Le rosé co-brandé : l’appui sur une marque de mode

« Bien connu en dehors du monde du vin, le concept de co-branding permet des collaborations bénéfiques à l’image de deux marques » explique Jordi Salvagnac, le directeur général opérationnel des domaines Auriol. Appliquant ce principe marketing à la cuvée rosée Belles du Sud (vin de France), le négociant collabore avec les créatrices des bijoux Nach (fondée par Nadia et Nancy Koch).

« Le rosé amène une dynamique de marque qui se prête à l’édition limitée pour des produits de saison » souligne Jordi Salvagnac, qui précise que cette association affichée sur l’étiquette (ambiance jungle, comme la marque Nach) propose des jeux concours (avec comme lots des séjours dans le vignoble, ainsi que des bijoux et vêtements Nach).

Les 40 000 cols de la gamme Belles du Sud by Nach sont destinées aux réseaux traditionnels français et export (pour un prix de vente consommateur inférieur à 10 euros).

 

 

Le rosé saisonnier : un nouveau concept tous les trimestres

Officiellement lancée sur Wine Paris, la marque French Beaches n’a pas peur des concepts marketées. « L’approche commerciale est assumée, c’est elle qui permet au vigneron de vivre au final » affirme Christophe Kaczmarek, le fondateur de la marque. Parmi ses innovations se trouve une gamme enrichie à chaque équinoxe et solstice.

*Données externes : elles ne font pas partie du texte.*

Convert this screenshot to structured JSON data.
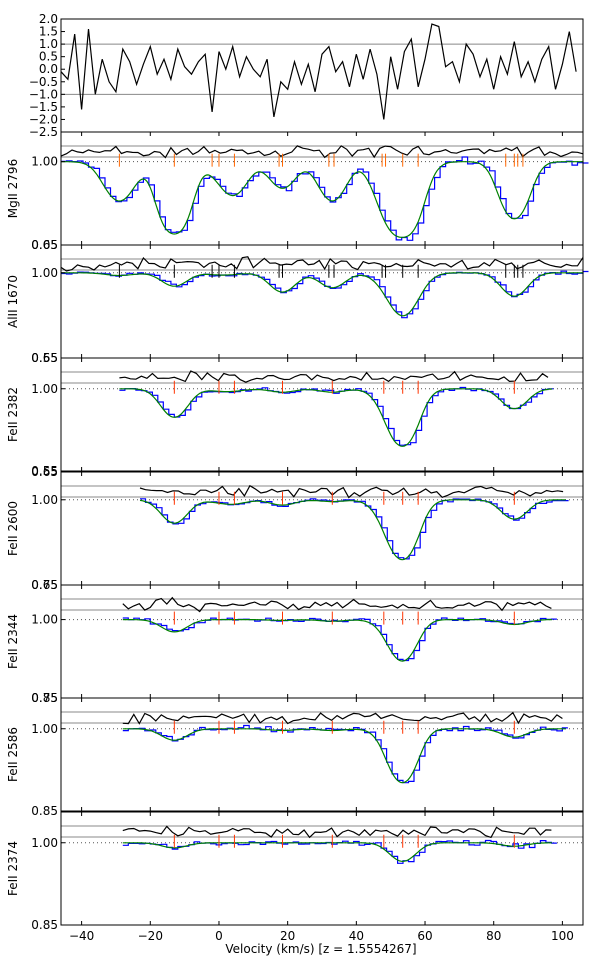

Le 21 décembre dernier a été lancée la cuvée X, soit 3 000 cols d’un gamay rosé en méthode ancestrale et en biodynamie. « Ce sont des bulles de fêtes qui s’inscrivent dans plusieurs modes : le rosé, le faible alcool (8,5°), les bulles, la biodynamie… » liste Christophe Kaczmarek. Déployant une imagination débridée (packaging artistique, poèmes en contre-étiquette…), la marque French Beaches se veut évolutive, avec un rouge fruité pour le printemps, une bière pour l’été… Et la possibilité de refaire une cuvée selon son succès.

 

Le rosé en canette : la consommation nomade

Décomplexée, la consommation de rosés permet tous les formats : des très grands formats pour une clientèle de beach club aux canettes. En témoigne le domaine Mirabeau, qui propose aussi bien d’imposantes bouteilles que de petites canettes. « Les rosés sont festifs et peuvent répondre à une consommation nomade » explique Mathieu Vanhalst, le responsable commercial de l’entreprise provençale. Lancée en IGP Méditerranée, la canette « Atelier Mirabeau, un rosé à balader » va être commercialisé 4,4 euros.

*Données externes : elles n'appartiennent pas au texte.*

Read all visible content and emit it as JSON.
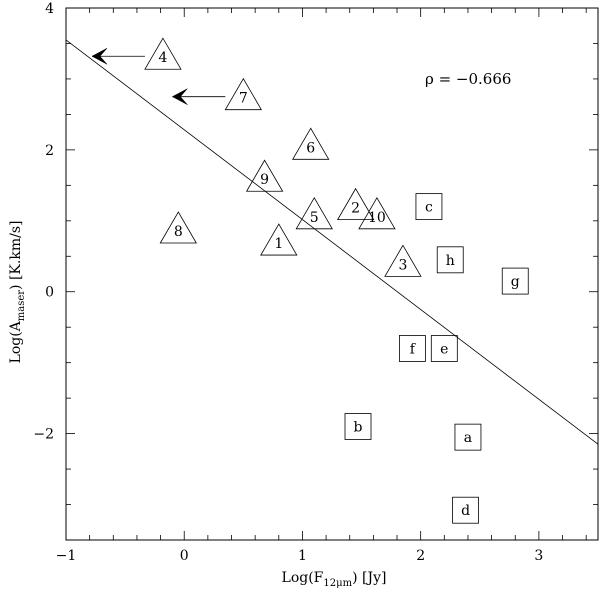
{
  "chart_data": {
    "type": "scatter",
    "xlabel": "Log(F",
    "xlabel_sub": "12μm",
    "xlabel_tail": ") [Jy]",
    "ylabel": "Log(A",
    "ylabel_sub": "maser",
    "ylabel_tail": ") [K.km/s]",
    "xlim": [
      -1,
      3.5
    ],
    "ylim": [
      -3.5,
      4
    ],
    "xticks": [
      -1,
      0,
      1,
      2,
      3
    ],
    "yticks": [
      -2,
      0,
      2,
      4
    ],
    "annotation": "ρ = −0.666",
    "fit_line": {
      "x": [
        -1,
        3.5
      ],
      "y": [
        3.55,
        -2.15
      ]
    },
    "series": [
      {
        "marker": "triangle",
        "points": [
          {
            "label": "1",
            "x": 0.8,
            "y": 0.7
          },
          {
            "label": "2",
            "x": 1.45,
            "y": 1.2
          },
          {
            "label": "3",
            "x": 1.85,
            "y": 0.4
          },
          {
            "label": "4",
            "x": -0.18,
            "y": 3.32,
            "upper_limit_x": -0.78
          },
          {
            "label": "5",
            "x": 1.1,
            "y": 1.07
          },
          {
            "label": "6",
            "x": 1.07,
            "y": 2.05
          },
          {
            "label": "7",
            "x": 0.5,
            "y": 2.75,
            "upper_limit_x": -0.1
          },
          {
            "label": "8",
            "x": -0.05,
            "y": 0.87
          },
          {
            "label": "9",
            "x": 0.68,
            "y": 1.6
          },
          {
            "label": "10",
            "x": 1.63,
            "y": 1.07
          }
        ]
      },
      {
        "marker": "square",
        "points": [
          {
            "label": "a",
            "x": 2.4,
            "y": -2.05
          },
          {
            "label": "b",
            "x": 1.47,
            "y": -1.9
          },
          {
            "label": "c",
            "x": 2.07,
            "y": 1.2
          },
          {
            "label": "d",
            "x": 2.38,
            "y": -3.08
          },
          {
            "label": "e",
            "x": 2.2,
            "y": -0.8
          },
          {
            "label": "f",
            "x": 1.93,
            "y": -0.8
          },
          {
            "label": "g",
            "x": 2.8,
            "y": 0.15
          },
          {
            "label": "h",
            "x": 2.25,
            "y": 0.45
          }
        ]
      }
    ]
  }
}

« Le rosé permet de proposer des produits neufs, comme dans les spiritueux » note Mathieu Vanhalst, qui propose également un gin rosé sec, produit à partir de l’alcool extrait d’une cuvée de rosé désalcoolisé (Forever Summer, affichant 11 degrés alcool) et d’herbes de la garrigue (jasmin, lavande, thym…).

 

Le rosé en 3D : la mise en relief dans le linéaire

Pour attirer l’œil, la cuvée Ma Belle Pomelle de l’union coopérative Rhonéa passe à la capsule à vis et à l’impression en relief. Calibrée pour sortir du lot dans les rayons, cette bouteille d’AOC Ventoux affiche une sérigraphie blanche tranchant sur son rosé pâle, tout en créant son effet une fois en main. Conçu avec le verrier OI, ce packaging novateur « permet de s’extraire du linéaire en termes de visibilité et de ne pas en rester aux anciens codes » explique Alexandre Balland, le directeur marketing de Rhonéa. Persuadé que l’impression 3D sur bouteille va se démocratiser, il reconnaît qu’actuellement cette technologie reste en développement, entraînant une augmentation de 30 % du coût d’emballage.

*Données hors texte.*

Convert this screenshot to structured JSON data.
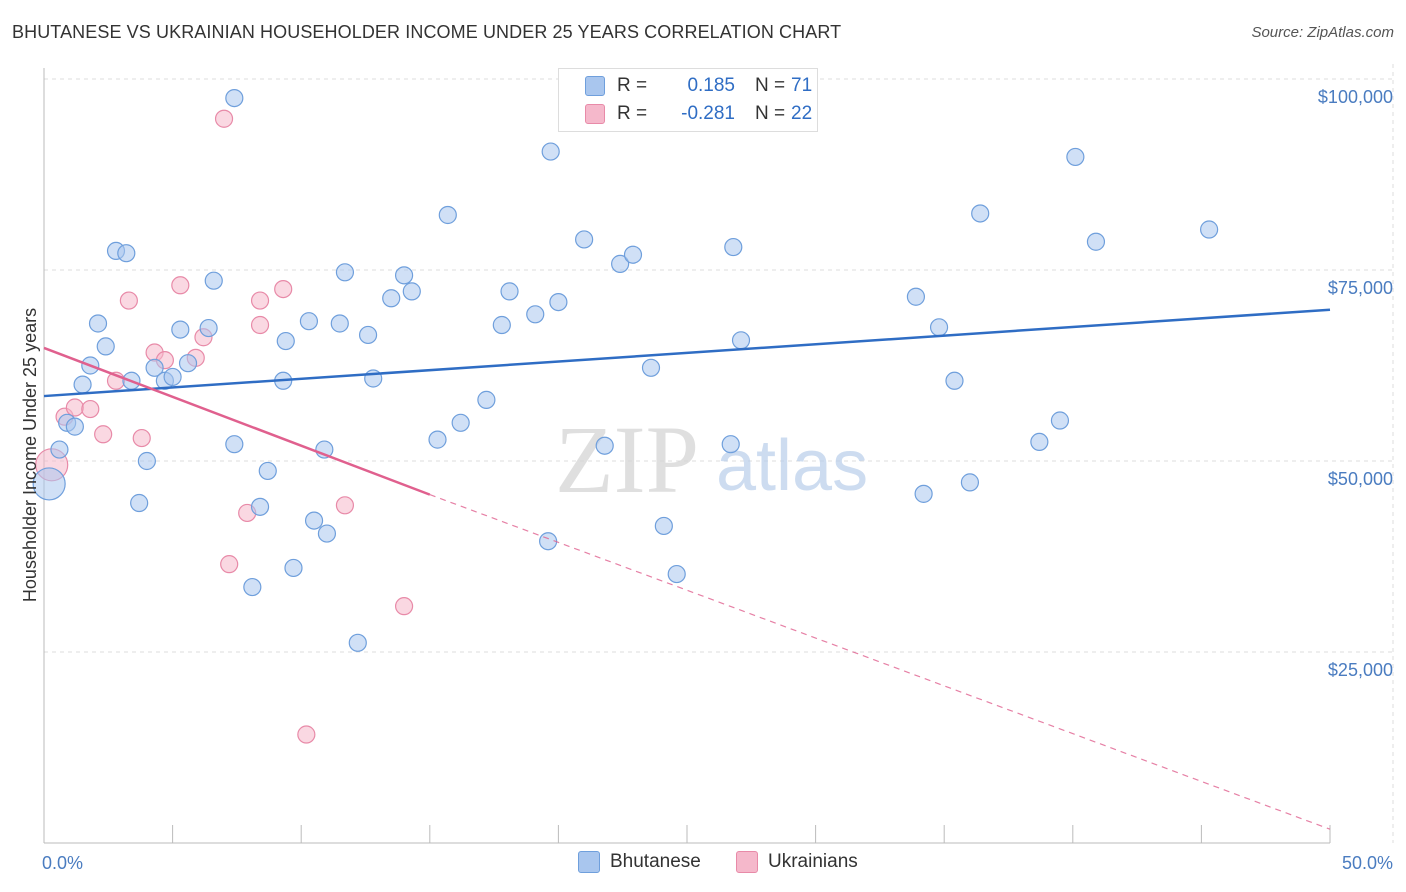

Anciennement connue sous le nom de cuvée Pomelo (de la cave des Beaumes de Venise), la gamme Ma Belle Pomelle continue sa mue. Ses 120 000 cols passent cette année à la capsule à vis pour suivre les consommations apéritives sans la contrainte du bouchon. « Le rosé a le gros avantage d’être moins codifié que le reste du monde du vin. On y accepte plus l’innovation. Toute la problématique du rosé est d’être considéré comme un produit à part entière par les consommateurs. Et pas comme un sous-produit du vin rouge » souligne Alexandre Balland.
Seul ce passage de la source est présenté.